In essence, the uncertainty of the pandemic kicked off a persistent trend in the food world, just as the uncertainty following the financial crisis of 2008 gave rise to leaps into entrepreneurship via food trucks – a bandwagon, I had also jumped on in 2013, as Poi Dog originated as a food truck.
Ted Golden, who goes by the moniker Foodie Buddha, has brought chefs (including me) from around the world to cook in restaurants in Atlanta, Georgia, and he sees pop-ups as a model that will continue beyond the pandemic. “Traveling and delicious food are critical to my life and the pandemic has, if anything, emphasised that for me. Even in the best of times, not everyone has the chance to travel and eat. I think that by bringing these chefs to these new locales, you give people an opportunity to try something they wouldn’t otherwise be able to try.”
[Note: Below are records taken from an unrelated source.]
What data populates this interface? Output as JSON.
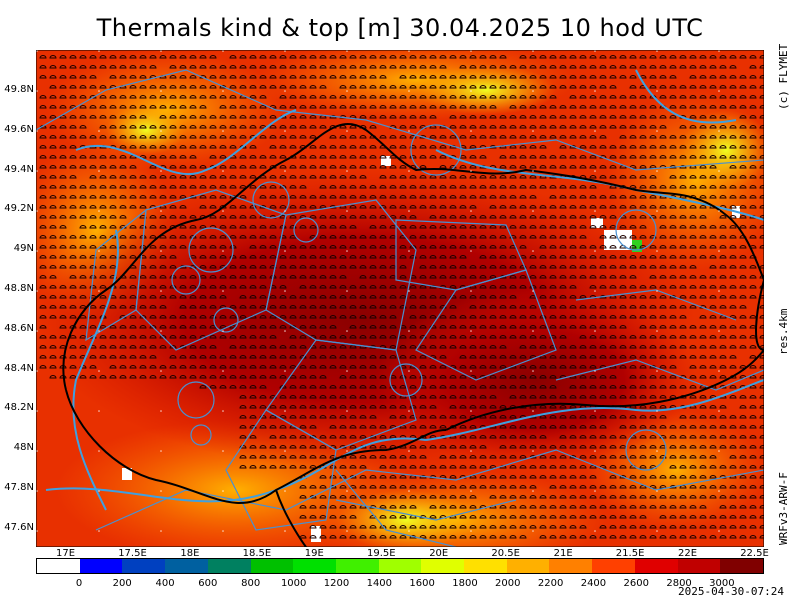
{
  "title": "Thermals kind & top [m]  30.04.2025 10 hod UTC",
  "side_labels": {
    "copyright": "(c) FLYMET",
    "resolution": "res.4km",
    "model": "WRFv3-ARW-F"
  },
  "timestamp": "2025-04-30-07:24",
  "lat_ticks": [
    "49.8N",
    "49.6N",
    "49.4N",
    "49.2N",
    "49N",
    "48.8N",
    "48.6N",
    "48.4N",
    "48.2N",
    "48N",
    "47.8N",
    "47.6N"
  ],
  "lon_ticks": [
    "17E",
    "17.5E",
    "18E",
    "18.5E",
    "19E",
    "19.5E",
    "20E",
    "20.5E",
    "21E",
    "21.5E",
    "22E",
    "22.5E"
  ],
  "colorbar": {
    "labels": [
      "0",
      "200",
      "400",
      "600",
      "800",
      "1000",
      "1200",
      "1400",
      "1600",
      "1800",
      "2000",
      "2200",
      "2400",
      "2600",
      "2800",
      "3000"
    ],
    "colors": [
      "#ffffff",
      "#0000ff",
      "#0040c0",
      "#0060a0",
      "#008060",
      "#00c000",
      "#00e000",
      "#40f000",
      "#a0ff00",
      "#e0ff00",
      "#ffe000",
      "#ffb000",
      "#ff8000",
      "#ff4000",
      "#e00000",
      "#c00000",
      "#800000"
    ]
  },
  "map_colors": {
    "river": "#3fa0e0",
    "border": "#000000",
    "airspace": "#4a90d0",
    "grid": "#ffffff"
  }
}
Alysa Osborne cooking at Poi Dog
Ian Boden, the chef-owner of the 22-seat restaurant The Shack in Staunton, Virginia, echoes and expands upon this sentiment, as he sought to bring in chefs to collaborate with in his restaurant. “I’m 43, I don’t have the energy to stage at other people’s restaurants, so this is a way to bring the stage experience to me. There’s an exchange that happens between cooks in a kitchen of ideas and intent – that’s more valuable to me than making more money. It’s an education for me and for my staff, and I hope the guest chef leaves learning something from us.”
“I think we’re going to see more pop-ups. Despite federal funding… we’re going to see a lot of collateral losses. There are going to be a lot more talented people without kitchen homes. It’s a great way to generate interest in future projects…it’s how The Shack started. It was a space for me to do pop-ups until opening a real-sized restaurant… and then there was no turning back.”